Ch 9.8 Diffusion

• Particle diffusion shares characteristics with heat conduction.
• Similar to Fourier's Law for heat conduction, Fick's Law of Diffusion will apply to mass transport.
• This will lead to equations that model particle diffusion.

What do you call a fake noodle?

An impasta.

• Diffusion is a mechanism for mass transport.
• Particles flow from high concentration to low concentration.
• Movement towards uniform concentration in available space.

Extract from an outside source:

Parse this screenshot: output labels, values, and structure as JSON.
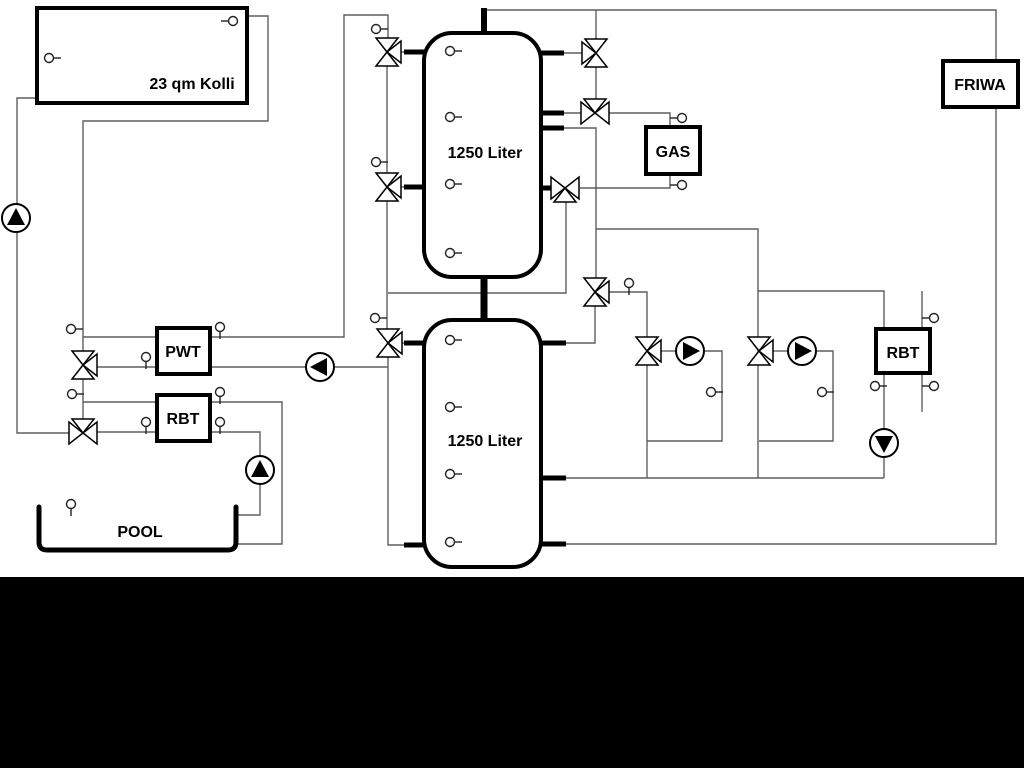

Concentration is the key variable in mass transport, and can be defined in a number of ways, including the following:

• The mass of particles divided by volume containing the particles, with units kg/liter or mg/liter.
• The number of particles in a volume divided by the volume.
• The volume of all the particles (the solute) as a fraction of the total volume containing the particles (the solution).

Formulate differential equation for equilibrium concentration of fluid particles in pipe as a function of distance from end of pipe.

• \( \small{x =} \) distance into pipe from left end, in meters.
• \( \small{C(x) =} \) equilibrium concentration at \( x \), in \( \small{kg/(m^3)} \).
• \( \small{J(x) =} \) mass flux, with units \( \small{kg/(m^2 sec)} \).
  

Relates mass flux to the rate of change of concentration:

\[ J(x) = -D \frac{dC}{dx} \]

Similar to Fourier's law of heat conduction.

• \( D \) is the diffusion coefficient, or diffusivity, with units \( m^{2}/s \)
  
• Diffusivity depends on particles, fluid, and temperature.
  
• Particles diffuse more easily at higher temperatures.
• Diffusion is a slow process (see values in table).

\[ J(x,t) = -D \frac {\partial C (x,t)}{\partial x} \]

• Rate of mass flow is expressed in terms of kg/sec.
• Units of \( \small{J(x)A(x)} \) are \( \small{\left(\frac{kg}{m^2 sec}\right)(m^2) = \frac{kg}{sec}} \).
• Starting with the word equation, we proceed as follows:

\[ \small{ \begin{aligned} \begin{Bmatrix} \mathrm{rate \, of \, change \, of } \\ \mathrm{mass \, within \, region} \end{Bmatrix} &= \begin{Bmatrix} \mathrm{rate \,mass \, flows} \\ \mathrm{into \, region} \\ \end{Bmatrix} - \begin{Bmatrix} \mathrm{rate \,mass \, flows} \\ \mathrm{ out \, of \, region} \end{Bmatrix} \\ 0 & = J(x)A - J(x+ \Delta x)A \end{aligned} } \]

• Let \( \small{h = \Delta x} \), divide both sides by \( \small{-hA} \), and let \( \small{h \rightarrow 0} \):

\[ \small{ 0 = \lim_{h \rightarrow 0} \frac{J(x+ h) - J(r)}{h} = \frac{dJ}{dx}} \]

Our ODE for mass flux \( J(x) \) is:

\[ \frac{dJ}{dx}=0 \]

To get an ODE in terms of \( C(x) \), recall Fick's Law:

\[ J(x) = -D\frac{dC}{dx} \]

Thus the ODE for the concentration \( C(x) \) at equilibrium is

\[ \frac{d^2C}{dx^2}=0 \]

For linear diffusion inside cylinder, the ODE we derived is

\[ \frac{d^2C}{dx^2}=0 \]

For radial diffusion inside the cylinder, the ODE is

\[ \frac{d}{dr} \left( r \frac{dC}{dr} \right) = 0 \]

This follows since the area through which diffusion occurs changes with distance \( r \) from the center.

For spherical geometry, we have

\[ \frac{d}{dr} \left( r^2 \frac{dC}{dr} \right) = 0 \]

This follows since the area through which diffusion occurs changes with square of the distance \( r^2 \) from the center.

If we add an additional source/sink of particles into the system at distance \( r \) from the center of the sphere, then the ODE gets more complicated; see next slide.

\[ D \frac{1}{r^2} \frac{d}{dr} \left( r \frac{dC}{dr} \right) + M(r) = 0 \]

Assuming volumetric mass source at distance \( r \) from center:

\[ D \frac{1}{r^2} \frac{d}{dr} \left( r \frac{dC}{dr} \right) + M(r) = 0 \]

• \( D \) is diffusion coefficient and \( M(r) \) is rate of “production” of mass, in \( \frac{kg} {m^3 s} \).
• Note that \( M(r) \gt 0 \) and \( M(r) \lt 0 \) with the addition and removal of mass, respectively.